Multi-label and Multi-class text classification with Bert

Hi everyone,

i’m using the script run_ner from huggingface transformers to perform PoS tagging task with conll-u dataset.

Now I would like to do two tasks together: predict both the PoS tag and the head of each word, always in the conll-u format.

To do this my idea is to use the pre-trained bert model as it is made available by the run_ner script, remove its last layer and add two dense layers to do the two classification tasks at the same time.

The model is as follows:

config = AutoConfig.from_pretrained(
        model_args.config_name if model_args.config_name else model_args.model_name_or_path,
        num_labels=num_labels,
        id2label=label_map,
        label2id={label: i for i, label in enumerate(labels)},
        cache_dir=model_args.cache_dir,
    )
tokenizer = AutoTokenizer.from_pretrained(
        model_args.tokenizer_name if model_args.tokenizer_name else model_args.model_name_or_path,
        cache_dir=model_args.cache_dir,
        use_fast=model_args.use_fast,
    )
model = AutoModelForTokenClassification.from_pretrained(
        model_args.model_name_or_path,
        from_tf=bool(".ckpt" in model_args.model_name_or_path),
        config=config,
        cache_dir=model_args.cache_dir,
    )

to remove the last layer I did:

model = nn.Sequential(*list(model.children())[:-1])
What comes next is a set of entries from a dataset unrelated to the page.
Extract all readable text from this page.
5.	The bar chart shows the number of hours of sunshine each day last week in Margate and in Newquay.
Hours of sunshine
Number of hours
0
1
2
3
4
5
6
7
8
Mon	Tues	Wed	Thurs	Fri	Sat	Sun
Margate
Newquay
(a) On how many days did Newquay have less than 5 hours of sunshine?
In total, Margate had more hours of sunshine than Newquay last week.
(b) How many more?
but now I have two problems:

  1. I don’t know how to add the two nn.Linear() layers to the model
  2. I don’t know how to pass the label to the model for both the Pos-tag and the head

Thanks in advance!

Edit:
I added a new model in the following way:

model = nn.Sequential(*list(model.children())[:-1], NewModule(num_labels))

where NewModule() is:

class NewModule(nn.Module):
    def __init__(self, num_labels):
        super(NewModule, self).__init__()
        self.classifierDeprel = nn.Linear(768, num_labels)
        self.classifierRelPos = nn.Linear(768, num_labels)

    def forward(self, x):
        x1 = torch.softmax(self.fc1(x))
        y1 = torch.softmax(self.fc2(x))
        return x1, y1

Now the problem is that after instantiating the trainer in this way

trainer = Trainer(
        model=model,
        args=training_args,
        train_dataset=train_dataset,
        eval_dataset=eval_dataset,
        compute_metrics=compute_metrics,
    )

I can’t train the model

trainer.train(
            model_path=model_args.model_name_or_path if os.path.isdir(model_args.model_name_or_path) else None
        )

I think because the model_path is no longer Bert’s one, but it’s my new model, but i don’t know how to specify it.

you probably need two loss functions. or at least do one loss on one set of labels and another on the other (which can be the same loss function if you like).

Hey, I am trying to do a multi-label-multi-class text classification project as well.
Were you able to make any progress on this that you could share?
I have not come across many resources on how to actually get this done…
Thank you!

Hi @attari.

In a nutshell what I did was split this problem into two different multi-class problems. In the first task I use a certain set of labels to label each word of the sentence (each word has an exclusive label, such as PoS-tagging). In the second task I use a different set of labels to do the same thing. Finally, I evaluate together the results obtained after the predictions of the two tasks made separately.

Looking at the legacy run_ner example, I basically created two different tasks in the file tasks.py.